I've said before that I want to see the buildings razed to the ground. And I will hold that stance to the day I draw my last breath. Those buildings, after what went through behind those walls, don't deserve to stand as a monument to what atrocities stood for healthcare back in the early days of psychiatric medicine.

Friday, November 25, 2011

Family Like This??? Who Needs Enemies!!!

I cannot stand my maternal relatives. Evidently, I've become the black sheep of the family and frankly, I don't care. My oldest uncle is egotistical because he was 2nd in BC writing the provincial exams and he became an oh so-glorified, "my shit don't stink" statistician for the Canadian federal government. My 2nd uncle tends to be the "I'm going to follow whatever my sister and older brother says" type of person. If you don't have a backbone, then don't bother talking to me. Evidently, he doesn't think that I'm a "relative"...so to speak, but frankly, who gives a shit.

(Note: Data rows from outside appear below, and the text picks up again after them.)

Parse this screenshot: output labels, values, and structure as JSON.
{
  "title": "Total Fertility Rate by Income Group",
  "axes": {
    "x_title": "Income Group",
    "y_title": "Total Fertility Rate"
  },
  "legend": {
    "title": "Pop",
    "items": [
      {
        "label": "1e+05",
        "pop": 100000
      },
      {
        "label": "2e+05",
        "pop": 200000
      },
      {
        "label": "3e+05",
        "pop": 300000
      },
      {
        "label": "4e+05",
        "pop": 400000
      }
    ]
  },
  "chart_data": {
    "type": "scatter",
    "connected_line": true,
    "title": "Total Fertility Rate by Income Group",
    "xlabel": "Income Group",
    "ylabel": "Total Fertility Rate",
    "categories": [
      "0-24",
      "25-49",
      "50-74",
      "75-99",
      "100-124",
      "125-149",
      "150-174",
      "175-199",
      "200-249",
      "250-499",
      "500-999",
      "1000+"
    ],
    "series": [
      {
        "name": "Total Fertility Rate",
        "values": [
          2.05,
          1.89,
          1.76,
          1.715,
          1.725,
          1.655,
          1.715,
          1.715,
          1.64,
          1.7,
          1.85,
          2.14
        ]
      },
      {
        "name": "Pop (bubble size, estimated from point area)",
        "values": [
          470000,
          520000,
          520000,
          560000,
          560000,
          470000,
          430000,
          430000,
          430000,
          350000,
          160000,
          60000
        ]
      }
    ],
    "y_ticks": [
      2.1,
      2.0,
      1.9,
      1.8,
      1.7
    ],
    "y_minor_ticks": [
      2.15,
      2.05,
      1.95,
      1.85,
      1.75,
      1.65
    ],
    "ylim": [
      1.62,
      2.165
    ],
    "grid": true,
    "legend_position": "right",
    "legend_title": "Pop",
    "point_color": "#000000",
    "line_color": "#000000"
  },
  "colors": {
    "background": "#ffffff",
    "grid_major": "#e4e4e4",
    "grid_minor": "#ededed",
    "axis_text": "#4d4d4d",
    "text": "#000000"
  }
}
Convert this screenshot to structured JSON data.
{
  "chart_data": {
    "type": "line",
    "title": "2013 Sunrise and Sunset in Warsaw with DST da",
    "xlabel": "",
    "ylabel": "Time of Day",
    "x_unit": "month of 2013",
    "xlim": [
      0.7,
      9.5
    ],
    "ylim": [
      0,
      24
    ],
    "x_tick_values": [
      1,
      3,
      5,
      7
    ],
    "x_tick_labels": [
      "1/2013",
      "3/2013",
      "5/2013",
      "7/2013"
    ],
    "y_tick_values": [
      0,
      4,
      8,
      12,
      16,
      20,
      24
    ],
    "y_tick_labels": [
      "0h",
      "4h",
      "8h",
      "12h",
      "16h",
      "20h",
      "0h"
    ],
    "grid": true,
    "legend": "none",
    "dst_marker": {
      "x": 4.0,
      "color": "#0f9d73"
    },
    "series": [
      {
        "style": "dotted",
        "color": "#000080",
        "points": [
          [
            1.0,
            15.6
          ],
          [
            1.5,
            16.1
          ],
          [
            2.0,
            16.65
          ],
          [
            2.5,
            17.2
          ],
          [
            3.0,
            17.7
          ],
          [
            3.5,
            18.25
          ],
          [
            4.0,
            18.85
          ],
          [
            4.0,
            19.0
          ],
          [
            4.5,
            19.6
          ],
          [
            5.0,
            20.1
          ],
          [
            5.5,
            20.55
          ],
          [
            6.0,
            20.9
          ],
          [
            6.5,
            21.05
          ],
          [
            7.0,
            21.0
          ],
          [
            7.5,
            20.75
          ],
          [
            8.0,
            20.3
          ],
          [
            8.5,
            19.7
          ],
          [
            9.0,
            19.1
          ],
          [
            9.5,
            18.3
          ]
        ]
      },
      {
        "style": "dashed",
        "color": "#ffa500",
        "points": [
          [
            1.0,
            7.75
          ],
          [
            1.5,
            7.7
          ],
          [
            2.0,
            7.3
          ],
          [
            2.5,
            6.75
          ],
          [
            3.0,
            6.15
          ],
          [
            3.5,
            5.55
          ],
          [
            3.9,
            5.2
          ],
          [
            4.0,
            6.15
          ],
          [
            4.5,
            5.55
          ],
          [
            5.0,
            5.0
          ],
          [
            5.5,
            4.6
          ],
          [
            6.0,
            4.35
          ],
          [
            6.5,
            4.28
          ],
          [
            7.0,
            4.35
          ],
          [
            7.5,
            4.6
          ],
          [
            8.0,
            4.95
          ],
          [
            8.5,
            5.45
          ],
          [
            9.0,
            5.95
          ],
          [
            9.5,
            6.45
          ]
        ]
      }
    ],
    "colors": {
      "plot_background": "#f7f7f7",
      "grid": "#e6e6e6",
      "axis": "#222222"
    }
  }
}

Then of course he has the guts to tell me to my face: "I hope you're not here to cause any trouble". On top of that he's said some nasty things about my dad and about my dad's family. And if he's going to play that game, he'd better hope to hell I don't find his ass around my neck of the woods. Because he'll be wearing his ears as trousers.

And of course, everyone knows my innocent as a saint mother (spits). My mother has the only connection that I have to my father's side of the family, and she's going to take that information to her grave. The conniving bitch. I'm sorry to have to impugn my beloved grandmother, but my grandmother gave birth to the most conniving, egotistical assholes this side of Conrad Black.

The only person who I gave a shit about on my side of the family was my Dad. And if I don't get the information to track down my relatives in Japan, I won't have the opportunity to ever again. I don't want the information for myself: I want it for my kids who deserve to know more about their family than they know. They don't need to know about their asshole "wanna-be royalty" maternal side: (as far as I know, they were farmers and vegetable pickers) all because one of their ancestors was the Lord High Executioner (he was a burakumin despite his high and mighty title whereas the Chikamori were samurai and well respected).

Right now, my kids know more about their mother's side of the family than their dad's. My kids have a right to know their family in Japan. And my mother really doesn't want to get on my wrong side when it comes to knowing Dad's family. She will give up that information before she dies...one way or another.

I have no desire to know any of my relatives on my mother's side. Not a single iota of a chance. As far as I'm concerned, the family ended with my grandmother and grandfather. And my uncles and my mother can go to HELL as far as I'm concerned. Spit on my father's memory and they are as good as dead in my books.